Upon this state of facts it hardly needs an argument to show that the learned judge below fell into error when he set aside the judgment of appellant in the distribution. The last revival was regular upon its face, and a judgment was entered thereon. The prior revival was irregular, from the single fact that a judgment had been taken for want of an affidavit of defence when in point of fact an affidavit of defence had been filed.
This, however, is the merest technicality. The plaintiff was entitled to a judgment at the time, as the affidavit was insufficient : Huber v. Commonwealth, 11 W. N. 496. And if he were not, such technicality cannot be taken advantage of after judgment on the second scire facias. That writ warned the defendant to come in and show cause, if any he had, why the judgment should not be again revived. He is precluded now from taking any defence which he might have taken then. In the recent case of Michaelis v. Brawley, 109 Pa. 7, it is held that “ while it is true that the mortgage of a married woman is invalid unless separately acknowledged by her, and the absence of such acknowledgment may be set up as a defence to a recovery upon the mortgage, yet if judgment be recovered on a scire facias issued on such mortgage the judgment is conclusive that the mortgage was properly executed; and the validity thereof cannot be questioned in a collateral action of ejectment.” The only defence to a scire facias to revive a judg*138ment is a denial of its existence or proof of a subsequent satisfaction or discharge: Dowling v. McGregor, 91 Pa. 410. And in such proceeding the merits of the original judgment cannot be inquired into: Ibid.; Cardesa v. Humes, 5 S. & R. 68; Lysle v. Williams, 15 Idem 135; Davidson v. Thornton, 7 Pa. 128; McVeagh v. Little, Idem 279; Stewart v. Colwell, 24 Idem 67. There was no ground laid for either opening or setting aside the judgment.

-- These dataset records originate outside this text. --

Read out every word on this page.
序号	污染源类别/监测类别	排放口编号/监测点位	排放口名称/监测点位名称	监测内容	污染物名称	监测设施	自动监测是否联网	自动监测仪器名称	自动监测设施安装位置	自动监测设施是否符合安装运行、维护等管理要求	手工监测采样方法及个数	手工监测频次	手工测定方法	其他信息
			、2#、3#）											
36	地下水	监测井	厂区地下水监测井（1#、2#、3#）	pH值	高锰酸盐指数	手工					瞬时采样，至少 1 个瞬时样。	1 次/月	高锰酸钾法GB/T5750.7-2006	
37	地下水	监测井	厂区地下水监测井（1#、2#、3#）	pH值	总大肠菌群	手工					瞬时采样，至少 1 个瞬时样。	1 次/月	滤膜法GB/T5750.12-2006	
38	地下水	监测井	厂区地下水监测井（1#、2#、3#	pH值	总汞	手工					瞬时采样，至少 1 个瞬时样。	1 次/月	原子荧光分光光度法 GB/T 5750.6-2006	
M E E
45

We are of opinion that the appellant’s judgment was a valid lien upon the real estate of the appellee, yet under the peculiar circumstances of the case we do not think it would be right to award the money directly to him. The amount now due upon the judgment cannot be paid at present. It was given in payment of purchase-money of certain real estate sales by appellant, Campbell, to the appellee. Appellant’s wife refused to join in the deed. One thousand dollars of this judgment was to remain and the principal not to be paid until appellant’s wife should sign the deed, or the title be perfected. This has not been done. We therefore direct the fund to which appellant’s judgment would be entitled, to be impounded and held until such time as the appellant shall make a good title to the premises referred to.
The decree is reversed at the costs of the appellees; and it is ordered that distribution be made in accordance with this opinion.